On the rise and fall of the GNU GPL

Back in 2011 we caused something of a stir, to say the least, when we covered the trend towards permissive licensing at the expense of reciprocal copyleft licenses.

Since some people were dubious of Black Duck’s statistics, to put it mildly, we also validated our initial findings, at Bradley M Kuhn’s suggestion, using a selection of data from FLOSSmole, which confirmed the rate of decline in the proportion of projects using the GPL family of licenses between October 2008 and May 2011.

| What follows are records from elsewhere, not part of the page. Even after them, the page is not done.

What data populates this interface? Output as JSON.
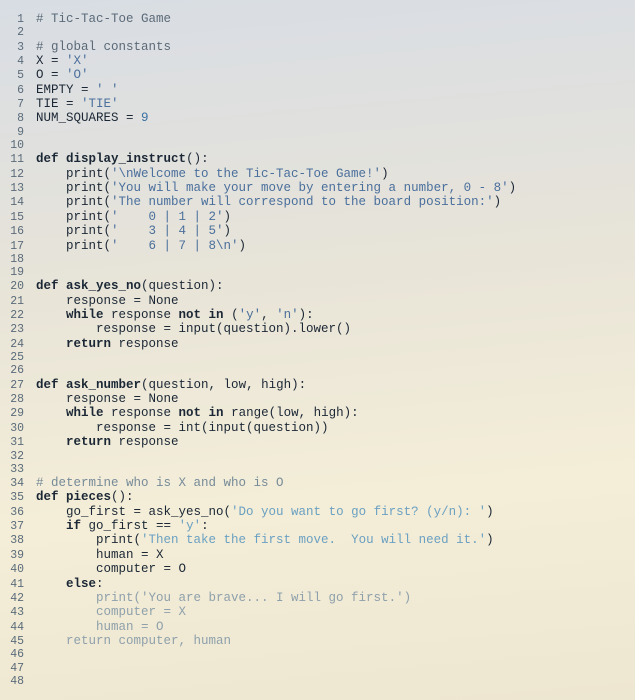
{
  "lines": [
    {
      "n": "1",
      "html": "<span class='comment'># Tic-Tac-Toe Game</span>"
    },
    {
      "n": "2",
      "html": ""
    },
    {
      "n": "3",
      "html": "<span class='comment'># global constants</span>"
    },
    {
      "n": "4",
      "html": "X = <span class='string'>'X'</span>"
    },
    {
      "n": "5",
      "html": "O = <span class='string'>'O'</span>"
    },
    {
      "n": "6",
      "html": "EMPTY = <span class='string'>' '</span>"
    },
    {
      "n": "7",
      "html": "TIE = <span class='string'>'TIE'</span>"
    },
    {
      "n": "8",
      "html": "NUM_SQUARES = <span class='num'>9</span>"
    },
    {
      "n": "9",
      "html": ""
    },
    {
      "n": "10",
      "html": ""
    },
    {
      "n": "11",
      "html": "<span class='keyword'>def</span> <span class='func'>display_instruct</span>():"
    },
    {
      "n": "12",
      "html": "    print(<span class='string'>'\\nWelcome to the Tic-Tac-Toe Game!'</span>)"
    },
    {
      "n": "13",
      "html": "    print(<span class='string'>'You will make your move by entering a number, 0 - 8'</span>)"
    },
    {
      "n": "14",
      "html": "    print(<span class='string'>'The number will correspond to the board position:'</span>)"
    },
    {
      "n": "15",
      "html": "    print(<span class='string'>'    0 | 1 | 2'</span>)"
    },
    {
      "n": "16",
      "html": "    print(<span class='string'>'    3 | 4 | 5'</span>)"
    },
    {
      "n": "17",
      "html": "    print(<span class='string'>'    6 | 7 | 8\\n'</span>)"
    },
    {
      "n": "18",
      "html": ""
    },
    {
      "n": "19",
      "html": ""
    },
    {
      "n": "20",
      "html": "<span class='keyword'>def</span> <span class='func'>ask_yes_no</span>(question):"
    },
    {
      "n": "21",
      "html": "    response = None"
    },
    {
      "n": "22",
      "html": "    <span class='keyword'>while</span> response <span class='keyword'>not in</span> (<span class='string'>'y'</span>, <span class='string'>'n'</span>):"
    },
    {
      "n": "23",
      "html": "        response = input(question).lower()"
    },
    {
      "n": "24",
      "html": "    <span class='keyword'>return</span> response"
    },
    {
      "n": "25",
      "html": ""
    },
    {
      "n": "26",
      "html": ""
    },
    {
      "n": "27",
      "html": "<span class='keyword'>def</span> <span class='func'>ask_number</span>(question, low, high):"
    },
    {
      "n": "28",
      "html": "    response = None"
    },
    {
      "n": "29",
      "html": "    <span class='keyword'>while</span> response <span class='keyword'>not in</span> range(low, high):"
    },
    {
      "n": "30",
      "html": "        response = int(input(question))"
    },
    {
      "n": "31",
      "html": "    <span class='keyword'>return</span> response"
    },
    {
      "n": "32",
      "html": ""
    },
    {
      "n": "33",
      "html": ""
    },
    {
      "n": "34",
      "html": "<span class='faded'># determine who is X and who is O</span>"
    },
    {
      "n": "35",
      "html": "<span class='keyword'>def</span> <span class='func'>pieces</span>():"
    },
    {
      "n": "36",
      "html": "    go_first = ask_yes_no(<span class='stringg'>'Do you want to go first? (y/n): '</span>)"
    },
    {
      "n": "37",
      "html": "    <span class='keyword'>if</span> go_first == <span class='stringg'>'y'</span>:"
    },
    {
      "n": "38",
      "html": "        print(<span class='stringg'>'Then take the first move.  You will need it.'</span>)"
    },
    {
      "n": "39",
      "html": "        human = X"
    },
    {
      "n": "40",
      "html": "        computer = O"
    },
    {
      "n": "41",
      "html": "    <span class='keyword'>else</span>:"
    },
    {
      "n": "42",
      "html": "        <span class='faded2'>print('You are brave... I will go first.')</span>"
    },
    {
      "n": "43",
      "html": "        <span class='faded2'>computer = X</span>"
    },
    {
      "n": "44",
      "html": "        <span class='faded2'>human = O</span>"
    },
    {
      "n": "45",
      "html": "    <span class='faded2'>return computer, human</span>"
    },
    {
      "n": "46",
      "html": ""
    },
    {
      "n": "47",
      "html": ""
    },
    {
      "n": "48",
      "html": ""
    }
  ]
}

Returning to Black Duck’s figures, we later projected that if the rate of decline continued the GPL family of licenses (including the LGPL and AGPL) would account for only 50% of all open source software by September 2012.

As 2012 draws to a close it seems like a good time to revisit that projection and check the latest statistics.

I will preface this with an admission that yes, we know these figures only provide a very limited perspective on the open source projects in question. A more rounded study would look at other aspects such as how many lines of code a project has, how often it is downloaded, its popularity in terms of number of users or developers, how often the project is being updated, how many of the developers are employed by a single vendor, and what proportion of the codebase is contributed by developers other than the core committers. Since that would involve checking all these for more than 300,000 projects I’m going to pass on that.

Additionally, while all that is true, it does not mean that there is no value in examining the proportion of projects using a certain license. I am more interested in what the data does tell us, than what it doesn’t.

Data sources:
We analysed two distinct data sources for our previous analysis: Black Duck’s license data and a selection of data collected by FLOSSmole. Specifically we chose data from Rubyforge, Freecode (fka Freshmeat), ObjectWeb and the Free Software Foundation because those were the only sets for which historical (October 2008) data was available in mid 2011. For this update we have to use FLOSSmole’s data from September 2012 since the November 2012 dataset for the Free Software Foundation is incomplete. It is not possible to get a picture of GPLv2 traction using this FLOSSmole data since the majority of projects on Freecode are labelled “GPL” with no version number. In addition, for this update we have also looked at FLOSSmole data from Google Code, comparing datasets for November 2011 and November 2012. to get a sense of the trends on a newer project hosting site.

Black Duck’s data
According to Black Duck’s data the proportion of projects using the GNU GPL family of licenses declined from 70% in June 2008 to 53.24% today. The first thing to note therefore is that the rate of decline seen a year ago did not continue, and that the GNU GPL family of licenses continues to account for more than 50% of all open source software. The rate of the decline of the GNU GPLv2 has actually accelerated over the past year, however, and its usage is now almost the same as the combination of permissive licenses (I went with MIT/Apache/BSD/Ms-PL, you can argue about that last one if you like, but I’ve got to stick with it for consistency) at around 32%.

FLOSSmole’s data
Also in the interests of consistency I should clarify that we made a slight error in our previous calculations relating to the data from FLOSSmole. When we looked at the FLOSSmole data in June 2011 we reported a decline from 70.77% in October 2008 to 59.31% in May 2011. In calculating the data for this update I identified an error and that the figure should have been 62.8% in 2011. So less of a decline, but a decline nonetheless. The figures show that despite the total number of projects increasing from 54,000 in 2011 to 57,069 in September 2012, the proportion of projects using the GNU GPL family of licenses has remained steady at 62.8%. However, the proportion of projects using permissive licenses has grown, from 10.9% in 2008 to 13.4% in 2011 and 13.7% in September 2012.

Google Code data
The data from Google Code involves a much larger data set: 237,810 projects in 2011 and 300,465 in 2012. It also presents something problem since one of the choices on Google Code is dual-licensing using the Artistic License/GPL. Including these projects in the GNU GPL family count we see that the proportion of projects hosted on Google Code using the GNU GPL family of licenses declines from 54.7% in November 2011 to 52.7% in November 2011. Interestingly though the proportion of projects using permissive licenses also fell, from 38% in 2011 to 37.1% today. As a side note, the use of “other open source licenses” grew from 2.0% in 2011 to 4.3% in 2012.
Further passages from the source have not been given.